I was wondering if I launched 100 million rays, I would assume all 100 million rays wouldn’t be traversed in parallel. There has to a limit which would fill up the SMs and RT Cores such that they would be scheduled to run after rays finish. Now how would I go about finding that number for my hardware setup.
Let’s differentiate the launch dimensions from numbers of rays.
The optixLaunch dimension arguments width, height, depth define how many threads are started.
In OptiX, this number is limited to 2^30, see the Limits chapter inside the OptiX Programming Guide: https://raytracing-docs.nvidia.com/optix8/guide/index.html#limits#limits
Depending on the raytracing algorithm implemented inside your device programs, each of the launch indices (threads) can call optixTrace multiple times, so the number of rays is usually not equivalent to the launch dimension. That’s only the case if you have exactly one optixTrace call inside the ray generation program without a loop and nowhere else.
Now how that number of threads is mapped to the actually available resources of the underlying GPU depends on the resources used inside your raytracing kernels and the scheduler implementation inside OptiX.
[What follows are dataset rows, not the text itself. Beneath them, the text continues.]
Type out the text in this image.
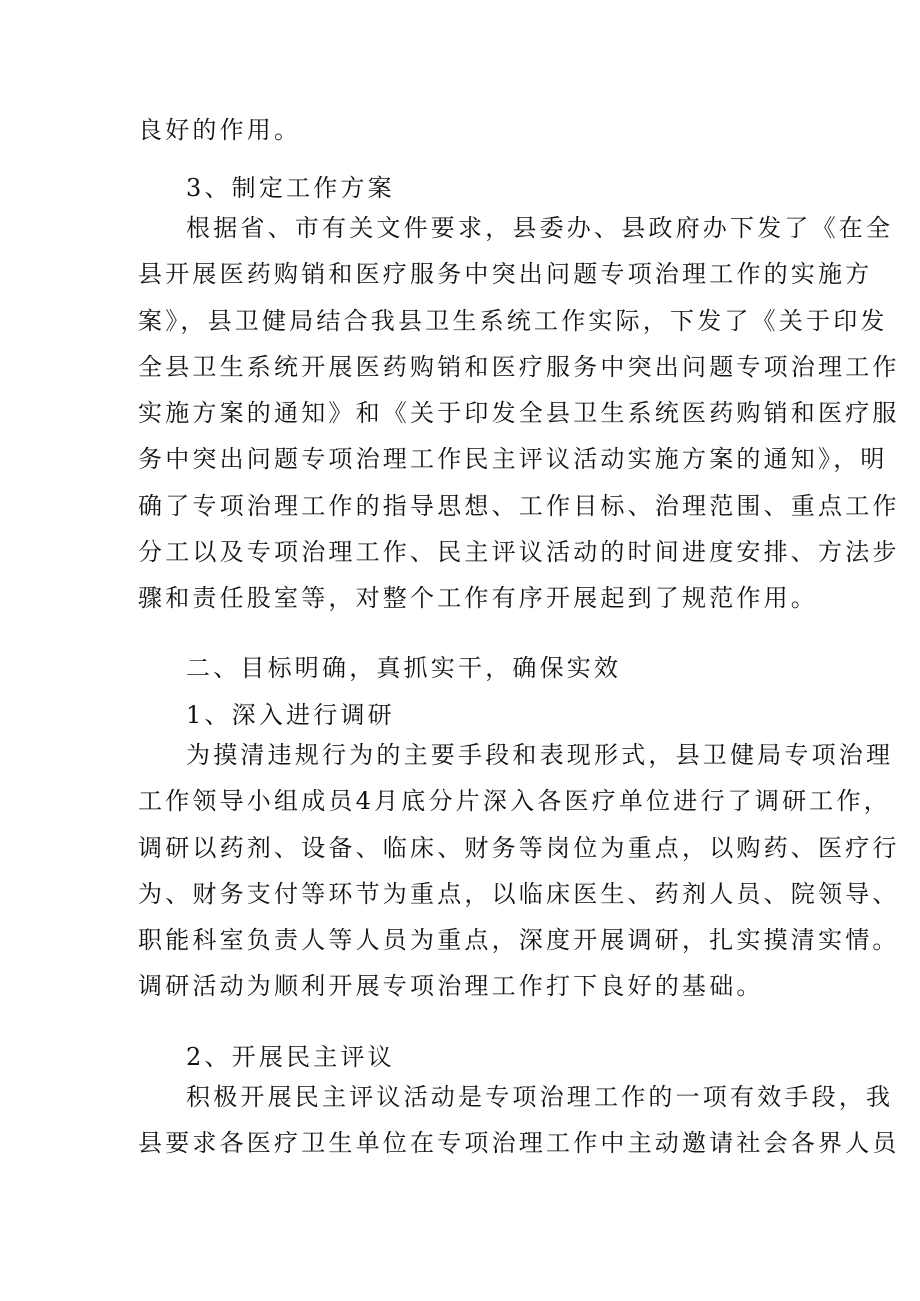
良好的作用。
3、制定工作方案
根据省、市有关文件要求，县委办、县政府办下发了《在全
县开展医药购销和医疗服务中突出问题专项治理工作的实施方
案》，县卫健局结合我县卫生系统工作实际，下发了《关于印发
全县卫生系统开展医药购销和医疗服务中突出问题专项治理工作
实施方案的通知》和《关于印发全县卫生系统医药购销和医疗服
务中突出问题专项治理工作民主评议活动实施方案的通知》，明
确了专项治理工作的指导思想、工作目标、治理范围、重点工作
分工以及专项治理工作、民主评议活动的时间进度安排、方法步
骤和责任股室等，对整个工作有序开展起到了规范作用。
二、目标明确，真抓实干，确保实效
1、深入进行调研
为摸清违规行为的主要手段和表现形式，县卫健局专项治理
工作领导小组成员4月底分片深入各医疗单位进行了调研工作，
调研以药剂、设备、临床、财务等岗位为重点，以购药、医疗行
为、财务支付等环节为重点，以临床医生、药剂人员、院领导、
职能科室负责人等人员为重点，深度开展调研，扎实摸清实情。
调研活动为顺利开展专项治理工作打下良好的基础。
2、开展民主评议
积极开展民主评议活动是专项治理工作的一项有效手段，我
县要求各医疗卫生单位在专项治理工作中主动邀请社会各界人员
Since OptiX is implemented in CUDA, you might want to have a look into the CUDA Programming Manual how that is grouping threads into warps, blocks, and grids.
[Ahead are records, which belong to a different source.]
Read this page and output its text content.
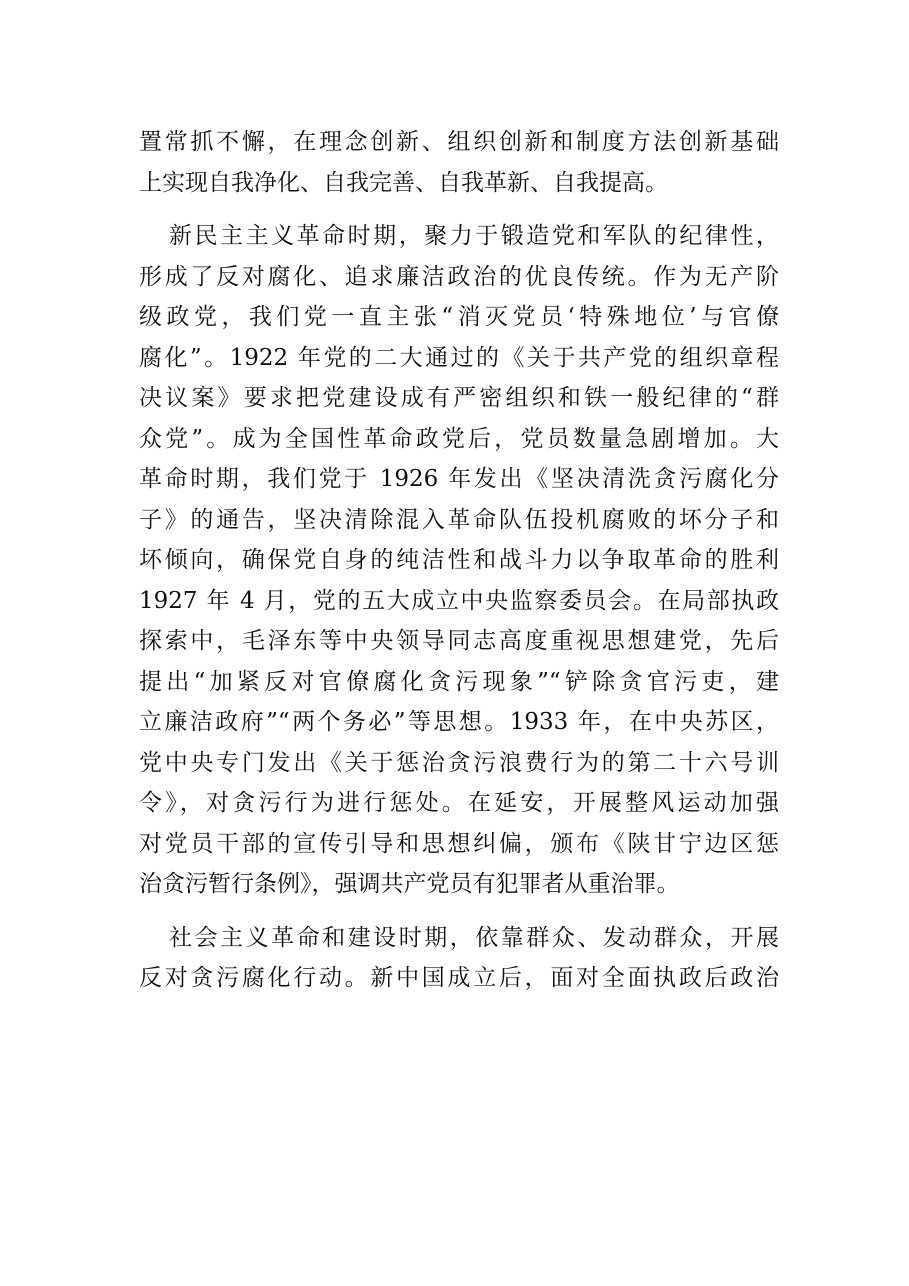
置常抓不懈，在理念创新、组织创新和制度方法创新基础
上实现自我净化、自我完善、自我革新、自我提高。
新民主主义革命时期，聚力于锻造党和军队的纪律性，
形成了反对腐化、追求廉洁政治的优良传统。作为无产阶
级政党，我们党一直主张“消灭党员‘特殊地位’与官僚
腐化”。1922 年党的二大通过的《关于共产党的组织章程
决议案》要求把党建设成有严密组织和铁一般纪律的“群
众党”。成为全国性革命政党后，党员数量急剧增加。大
革命时期，我们党于 1926 年发出《坚决清洗贪污腐化分
子》的通告，坚决清除混入革命队伍投机腐败的坏分子和
坏倾向，确保党自身的纯洁性和战斗力以争取革命的胜利
1927 年 4 月，党的五大成立中央监察委员会。在局部执政
探索中，毛泽东等中央领导同志高度重视思想建党，先后
提出“加紧反对官僚腐化贪污现象”“铲除贪官污吏，建
立廉洁政府”“两个务必”等思想。1933 年，在中央苏区，
党中央专门发出《关于惩治贪污浪费行为的第二十六号训
令》，对贪污行为进行惩处。在延安，开展整风运动加强
对党员干部的宣传引导和思想纠偏，颁布《陕甘宁边区惩
治贪污暂行条例》，强调共产党员有犯罪者从重治罪。
社会主义革命和建设时期，依靠群众、发动群众，开展
反对贪污腐化行动。新中国成立后，面对全面执政后政治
How many individual cores are available on your GPU can be found inside the GPU specifications.
There are some Wikipedia sites which summarize that, e.g. like here: https://en.wikipedia.org/wiki/Ada_Lovelace_(microarchitecture)
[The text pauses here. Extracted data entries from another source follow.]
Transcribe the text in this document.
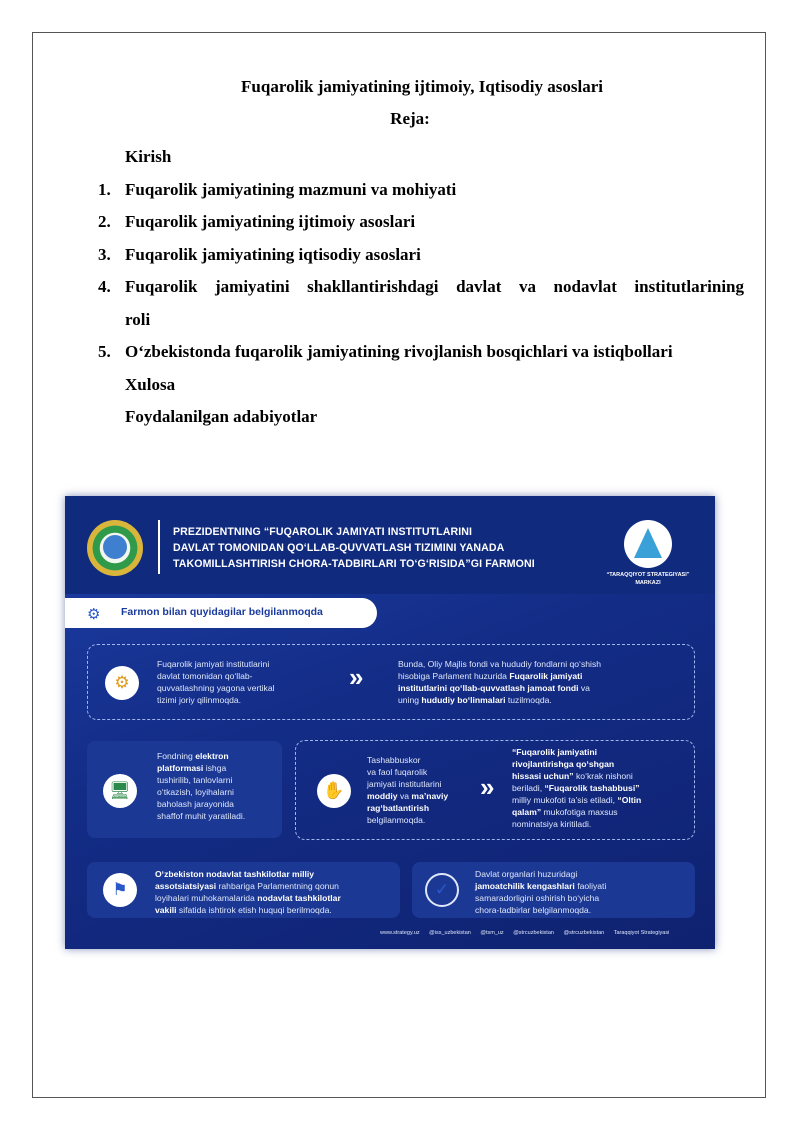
Fuqarolik jamiyatining ijtimoiy, Iqtisodiy asoslari
Reja:
Kirish
1. Fuqarolik jamiyatining mazmuni va mohiyati
2. Fuqarolik jamiyatining ijtimoiy asoslari
3. Fuqarolik jamiyatining iqtisodiy asoslari
4. Fuqarolik jamiyatini shakllantirishdagi davlat va nodavlat institutlarining
roli
5. O‘zbekistonda fuqarolik jamiyatining rivojlanish bosqichlari va istiqbollari
Xulosa
Foydalanilgan adabiyotlar
PREZIDENTNING “FUQAROLIK JAMIYATI INSTITUTLARINI
DAVLAT TOMONIDAN QO‘LLAB-QUVVATLASH TIZIMINI YANADA
TAKOMILLASHTIRISH CHORA-TADBIRLARI TO‘G‘RISIDA”GI FARMONI
“TARAQQIYOT STRATEGIYASI”
MARKAZI
⚙ Farmon bilan quyidagilar belgilanmoqda
⚙
Fuqarolik jamiyati institutlarini
davlat tomonidan qo‘llab-
quvvatlashning yagona vertikal
tizimi joriy qilinmoqda.
»	Bunda, Oliy Majlis fondi va hududiy fondlarni qo‘shish
hisobiga Parlament huzurida Fuqarolik jamiyati
institutlarini qo‘llab-quvvatlash jamoat fondi va
uning hududiy bo‘linmalari tuzilmoqda.
🖥
Fondning elektron
platformasi ishga
tushirilib, tanlovlarni
o‘tkazish, loyihalarni
baholash jarayonida
shaffof muhit yaratiladi.
✋
Tashabbuskor
va faol fuqarolik
jamiyati institutlarini
moddiy va ma’naviy
rag‘batlantirish
belgilanmoqda.
»
“Fuqarolik jamiyatini
rivojlantirishga qo‘shgan
hissasi uchun” ko‘krak nishoni
beriladi, “Fuqarolik tashabbusi”
milliy mukofoti ta’sis etiladi, “Oltin
qalam” mukofotiga maxsus
nominatsiya kiritiladi.
⚑
O‘zbekiston nodavlat tashkilotlar milliy
assotsiatsiyasi rahbariga Parlamentning qonun
loyihalari muhokamalarida nodavlat tashkilotlar
vakili sifatida ishtirok etish huquqi berilmoqda.
✓
Davlat organlari huzuridagi
jamoatchilik kengashlari faoliyati
samaradorligini oshirish bo‘yicha
chora-tadbirlar belgilanmoqda.
www.strategy.uz @iss_uzbekistan @tsm_uz @strcuzbekistan @strcuzbekistan Taraqqiyot Strategiyasi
When analyzing your OptiX device code with Nsight Compute, you will be able to see the resource usage of your kernels, the number of blocks, or the warp occupancy of your own device functions. How the individual rays are scheduled onto the RT cores isn’t going to be exposed though.
If you’re profiling your application for performance, start with Nsight Systems to find bottlenecks due to synchronizations or memory transfers first.